BBC Radio 3, 20 February 2011
Woyzeck (Lee Ingleby), a lowly soldier in a provincial German town, earns
extra money for himself and his family by performing extra jobs for his captain (Rob Pickavance) and by agreeing to participate
in medical experiments organized by a shady doctor (Jonathan Keeble). Woyzeck's world, however, is blown apart by an act
of betrayal that shatters his hitherto ordered existence.

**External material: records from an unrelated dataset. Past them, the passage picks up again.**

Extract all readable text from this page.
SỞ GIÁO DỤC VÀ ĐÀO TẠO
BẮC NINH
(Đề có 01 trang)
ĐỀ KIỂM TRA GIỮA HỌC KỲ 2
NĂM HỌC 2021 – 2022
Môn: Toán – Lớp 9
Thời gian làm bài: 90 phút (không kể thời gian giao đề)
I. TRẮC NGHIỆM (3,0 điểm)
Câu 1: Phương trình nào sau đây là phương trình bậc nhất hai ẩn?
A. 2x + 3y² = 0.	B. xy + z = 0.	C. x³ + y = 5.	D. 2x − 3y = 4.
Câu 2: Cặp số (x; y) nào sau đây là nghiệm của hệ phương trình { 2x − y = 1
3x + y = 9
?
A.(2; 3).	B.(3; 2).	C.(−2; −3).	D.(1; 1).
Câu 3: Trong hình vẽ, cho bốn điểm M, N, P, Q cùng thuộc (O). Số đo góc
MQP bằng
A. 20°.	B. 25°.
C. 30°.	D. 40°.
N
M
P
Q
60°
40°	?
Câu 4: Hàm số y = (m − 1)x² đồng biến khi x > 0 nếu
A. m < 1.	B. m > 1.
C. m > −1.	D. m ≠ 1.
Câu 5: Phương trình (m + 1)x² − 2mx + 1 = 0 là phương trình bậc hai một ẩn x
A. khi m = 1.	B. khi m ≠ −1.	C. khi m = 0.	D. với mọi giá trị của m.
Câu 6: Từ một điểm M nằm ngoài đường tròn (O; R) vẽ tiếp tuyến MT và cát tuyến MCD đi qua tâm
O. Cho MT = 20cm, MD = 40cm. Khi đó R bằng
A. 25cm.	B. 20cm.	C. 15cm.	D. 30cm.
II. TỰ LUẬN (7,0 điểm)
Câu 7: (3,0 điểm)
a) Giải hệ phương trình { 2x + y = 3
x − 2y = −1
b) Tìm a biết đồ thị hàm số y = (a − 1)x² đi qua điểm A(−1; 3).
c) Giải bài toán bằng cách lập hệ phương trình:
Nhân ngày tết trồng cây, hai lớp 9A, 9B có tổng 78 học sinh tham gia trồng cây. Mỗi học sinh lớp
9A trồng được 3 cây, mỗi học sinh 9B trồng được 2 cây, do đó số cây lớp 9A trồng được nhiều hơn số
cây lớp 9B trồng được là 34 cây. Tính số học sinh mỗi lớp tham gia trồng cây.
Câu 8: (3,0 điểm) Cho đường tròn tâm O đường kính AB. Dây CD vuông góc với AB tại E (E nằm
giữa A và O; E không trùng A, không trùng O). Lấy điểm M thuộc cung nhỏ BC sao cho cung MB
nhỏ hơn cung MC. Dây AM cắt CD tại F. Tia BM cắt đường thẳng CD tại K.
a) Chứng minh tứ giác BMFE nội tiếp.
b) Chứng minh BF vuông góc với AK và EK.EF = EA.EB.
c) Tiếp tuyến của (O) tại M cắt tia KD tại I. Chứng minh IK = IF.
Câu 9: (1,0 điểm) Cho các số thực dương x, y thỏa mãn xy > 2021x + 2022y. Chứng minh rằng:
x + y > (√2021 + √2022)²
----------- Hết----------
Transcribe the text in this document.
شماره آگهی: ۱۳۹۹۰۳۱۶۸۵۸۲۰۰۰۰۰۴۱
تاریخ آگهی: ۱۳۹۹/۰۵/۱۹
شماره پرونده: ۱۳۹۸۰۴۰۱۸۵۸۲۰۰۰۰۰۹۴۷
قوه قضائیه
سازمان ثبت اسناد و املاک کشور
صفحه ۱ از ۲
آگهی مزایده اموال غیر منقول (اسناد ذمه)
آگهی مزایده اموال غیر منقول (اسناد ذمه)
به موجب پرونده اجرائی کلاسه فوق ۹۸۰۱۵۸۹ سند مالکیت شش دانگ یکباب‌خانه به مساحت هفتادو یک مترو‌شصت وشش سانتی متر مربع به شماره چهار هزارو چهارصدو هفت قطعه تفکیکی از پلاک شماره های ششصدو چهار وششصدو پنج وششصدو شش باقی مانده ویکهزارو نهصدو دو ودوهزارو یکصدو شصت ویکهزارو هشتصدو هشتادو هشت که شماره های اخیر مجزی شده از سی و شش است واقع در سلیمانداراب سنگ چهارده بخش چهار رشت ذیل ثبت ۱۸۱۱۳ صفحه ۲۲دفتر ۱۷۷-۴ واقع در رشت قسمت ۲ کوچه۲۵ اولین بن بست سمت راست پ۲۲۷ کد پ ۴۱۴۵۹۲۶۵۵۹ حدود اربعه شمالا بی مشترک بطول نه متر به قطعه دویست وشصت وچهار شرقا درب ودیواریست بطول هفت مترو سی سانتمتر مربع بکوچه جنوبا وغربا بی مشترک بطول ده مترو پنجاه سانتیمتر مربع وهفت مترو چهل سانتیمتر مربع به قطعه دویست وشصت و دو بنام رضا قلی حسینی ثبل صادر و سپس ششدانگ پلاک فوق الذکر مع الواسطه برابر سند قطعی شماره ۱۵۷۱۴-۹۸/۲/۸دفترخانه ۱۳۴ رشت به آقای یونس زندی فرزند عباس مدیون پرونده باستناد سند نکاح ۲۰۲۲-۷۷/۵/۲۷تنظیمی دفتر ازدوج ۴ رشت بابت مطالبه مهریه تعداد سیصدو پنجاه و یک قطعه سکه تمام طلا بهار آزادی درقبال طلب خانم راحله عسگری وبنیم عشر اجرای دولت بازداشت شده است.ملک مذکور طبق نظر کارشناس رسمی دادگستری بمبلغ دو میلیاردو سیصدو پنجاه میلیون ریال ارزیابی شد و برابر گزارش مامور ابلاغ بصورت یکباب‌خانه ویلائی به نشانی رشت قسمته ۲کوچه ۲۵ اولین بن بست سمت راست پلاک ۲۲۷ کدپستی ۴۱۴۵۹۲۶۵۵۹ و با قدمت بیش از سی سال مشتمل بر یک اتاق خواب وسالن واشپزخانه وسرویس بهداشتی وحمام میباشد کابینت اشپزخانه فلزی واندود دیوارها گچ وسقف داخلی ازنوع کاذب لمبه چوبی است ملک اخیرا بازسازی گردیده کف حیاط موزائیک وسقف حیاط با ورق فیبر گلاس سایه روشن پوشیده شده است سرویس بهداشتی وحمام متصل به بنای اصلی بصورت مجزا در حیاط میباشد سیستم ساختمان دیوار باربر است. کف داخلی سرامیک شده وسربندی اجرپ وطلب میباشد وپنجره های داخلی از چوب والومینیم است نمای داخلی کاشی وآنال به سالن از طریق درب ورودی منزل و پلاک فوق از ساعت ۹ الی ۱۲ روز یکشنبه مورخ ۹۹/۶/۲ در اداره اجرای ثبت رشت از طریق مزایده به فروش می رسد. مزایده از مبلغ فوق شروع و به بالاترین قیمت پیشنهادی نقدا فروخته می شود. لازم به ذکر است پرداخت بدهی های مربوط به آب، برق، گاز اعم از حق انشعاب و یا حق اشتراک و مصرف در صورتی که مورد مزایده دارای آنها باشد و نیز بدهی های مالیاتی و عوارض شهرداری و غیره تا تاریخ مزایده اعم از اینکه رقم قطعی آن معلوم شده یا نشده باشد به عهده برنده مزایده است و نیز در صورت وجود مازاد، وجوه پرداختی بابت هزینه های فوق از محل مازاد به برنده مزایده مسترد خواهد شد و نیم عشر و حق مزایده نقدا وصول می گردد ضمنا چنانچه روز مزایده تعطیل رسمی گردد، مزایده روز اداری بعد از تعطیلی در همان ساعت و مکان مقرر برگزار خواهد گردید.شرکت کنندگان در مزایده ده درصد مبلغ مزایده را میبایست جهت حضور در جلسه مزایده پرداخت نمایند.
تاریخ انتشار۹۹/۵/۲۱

Baldly stated, this is the plot of Buchner's unfinished masterpiece - a play
that, while showing the hero to be responsible for a heinous crime, nonetheless argues that much of his suffering is determined
by circumstances beyond his control. Human beings have little capacity for self-determination - especially those occupying
the lowest rungs of the social ladder. Buchner sympathizes with Woyzeck's plight, even while showing his destruction to be
somehow inevitable.
Gary Brown's production did not attempt to impose coherence on the play, but rather
presented it as a series of discrete scenes linked only by repeated musical themes (from Tom Lingard). Through this strategy
Brown suggested that Woyzeck was not the only person to suffer; he was part of an entire world that could not extricate itself
from pain. The doctor performed his experiments in the hope of social improvement, but found that they came to naught. The
captain manipulated Woyzeck ruthlessly, while seeking to advance his military career, but all his machinations produced no
results. The characters seemed endlessly bound upon the wheel of fate, unable either to escape or conquer it.
Although written as long ago as 1837, Brown managed to render Woyzeck
particularly pertinent to the contemporary world, where successive financial crises have left millions of people deprived
of self-determination. Like Woyzeck they seem destined to meet an inevitable - and inavriably painful - fate.